O krok od tragedii w F1. Szybko usunęli nagranie, ale w internecie nic nie ginie

Gdy Lando Norris zjechał do alei serwisowej na zmianę opon podczas Grand Prix Miami, tuż przed nosem jego bolidu przeszedł jeden z porządkowych, który nic sobie nie robił z tego, że nadjeżdża pojazd. To kolejny tego typu incydent w tym sezonie Formuły 1.

Sprawa Estebana Ocona i jego zjazdu do alei serwisowej na przedostatnim okrążeniu Grand Prix Azerbejdżanu, kiedy musiał omijać tłum osób odpowiedzialnych za park zamknięty, niczego nie nauczyła organizatorów wyścigów Formuły 1. Równie niebezpieczny incydent mieliśmy w miniony weekend na torze w Miami, gdzie Lando Norris musiał uniknąć zderzenia z jednym z porządkowych.

Zobacz wideo Traktowanie sędziów? Listkiewicz nie kryje oburzenia

Kuriozalna sytuacja podczas wyścigu F1. Druga taka w ciągu kilku dni

Po incydencie z Oconem na torze ulicznym w Baku FIA zmieniła przepisy dotyczące przygotowania parku zamkniętego, aby poprawić poziom bezpieczeństwa. Zakazano mechanikom przemieszczania się z parku zamkniętego do garaży, a VIP-om i innemu personelowi wjazdu do alei serwisowej, dopóki ostatni samochód nie przekroczy linii mety wyścigu. Każde naruszenie nowych przepisów może skutkować odebraniem przepustki pozwalającej wejść na obszar toru, także w kolejnych wyścigach.
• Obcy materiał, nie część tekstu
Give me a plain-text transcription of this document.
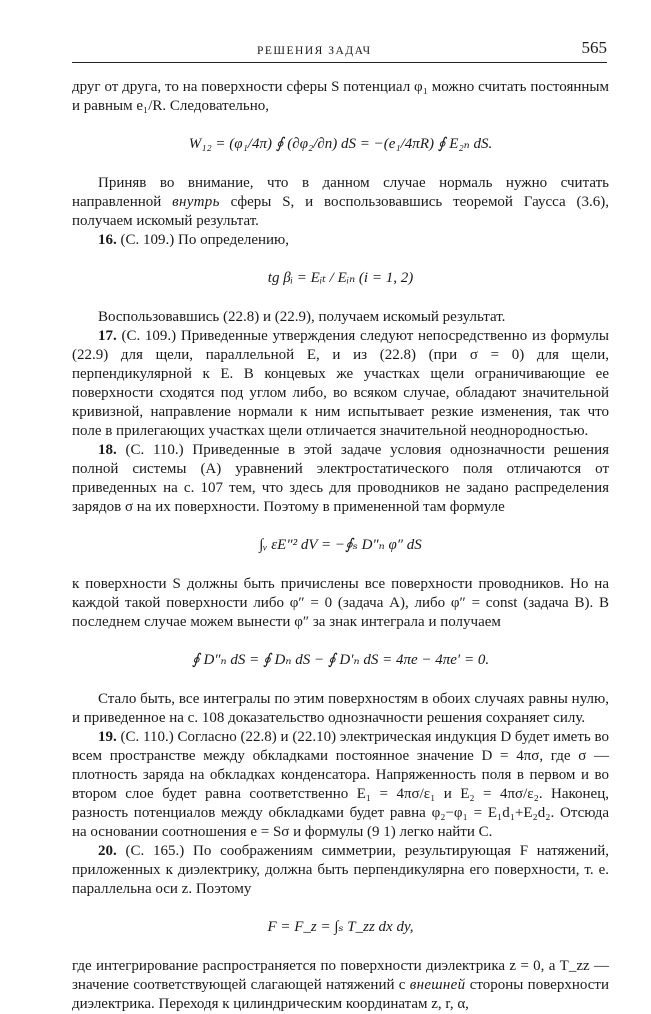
РЕШЕНИЯ ЗАДАЧ	565

друг от друга, то на поверхности сферы S потенциал φ₁ можно считать постоянным и равным e₁/R. Следовательно,

W₁₂ = (φ₁/4π) ∮ (∂φ₂/∂n) dS = −(e₁/4πR) ∮ E₂ₙ dS.

Приняв во внимание, что в данном случае нормаль нужно считать направленной внутрь сферы S, и воспользовавшись теоремой Гаусса (3.6), получаем искомый результат.

16. (С. 109.) По определению,

tg βᵢ = Eᵢₜ / Eᵢₙ (i = 1, 2)

Воспользовавшись (22.8) и (22.9), получаем искомый результат.

17. (С. 109.) Приведенные утверждения следуют непосредственно из формулы (22.9) для щели, параллельной E, и из (22.8) (при σ = 0) для щели, перпендикулярной к E. В концевых же участках щели ограничивающие ее поверхности сходятся под углом либо, во всяком случае, обладают значительной кривизной, направление нормали к ним испытывает резкие изменения, так что поле в прилегающих участках щели отличается значительной неоднородностью.

18. (С. 110.) Приведенные в этой задаче условия однозначности решения полной системы (A) уравнений электростатического поля отличаются от приведенных на с. 107 тем, что здесь для проводников не задано распределения зарядов σ на их поверхности. Поэтому в примененной там формуле

∫ᵥ εE″² dV = −∮ₛ D″ₙ φ″ dS

к поверхности S должны быть причислены все поверхности проводников. Но на каждой такой поверхности либо φ″ = 0 (задача A), либо φ″ = const (задача B). В последнем случае можем вынести φ″ за знак интеграла и получаем

∮ D″ₙ dS = ∮ Dₙ dS − ∮ D′ₙ dS = 4πe − 4πe′ = 0.

Стало быть, все интегралы по этим поверхностям в обоих случаях равны нулю, и приведенное на с. 108 доказательство однозначности решения сохраняет силу.

19. (С. 110.) Согласно (22.8) и (22.10) электрическая индукция D будет иметь во всем пространстве между обкладками постоянное значение D = 4πσ, где σ — плотность заряда на обкладках конденсатора. Напряженность поля в первом и во втором слое будет равна соответственно E₁ = 4πσ/ε₁ и E₂ = 4πσ/ε₂. Наконец, разность потенциалов между обкладками будет равна φ₂−φ₁ = E₁d₁+E₂d₂. Отсюда на основании соотношения e = Sσ и формулы (9 1) легко найти C.

20. (С. 165.) По соображениям симметрии, результирующая F натяжений, приложенных к диэлектрику, должна быть перпендикулярна его поверхности, т. е. параллельна оси z. Поэтому

F = F_z = ∫ₛ T_zz dx dy,

где интегрирование распространяется по поверхности диэлектрика z = 0, а T_zz — значение соответствующей слагающей натяжений с внешней стороны поверхности диэлектрика. Переходя к цилиндрическим координатам z, r, α,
Niestety, podobne incydenty wciąż mogą się zdarzyć we wcześniejszej fazie wyścigu, czego świadkami byliśmy w Miami.

Opisywana sytuacja miała miejsce już na piątym okrążeniu wyścigu. Lando Norris, który wystartował na miękkich oponach, siłą rzeczy musiał zjechać do boksu jako jeden z pierwszych. Wjazd jest poprzedzony szykaną, więc kierowca nie widzi wszystkiego, co się dzieje przed nim.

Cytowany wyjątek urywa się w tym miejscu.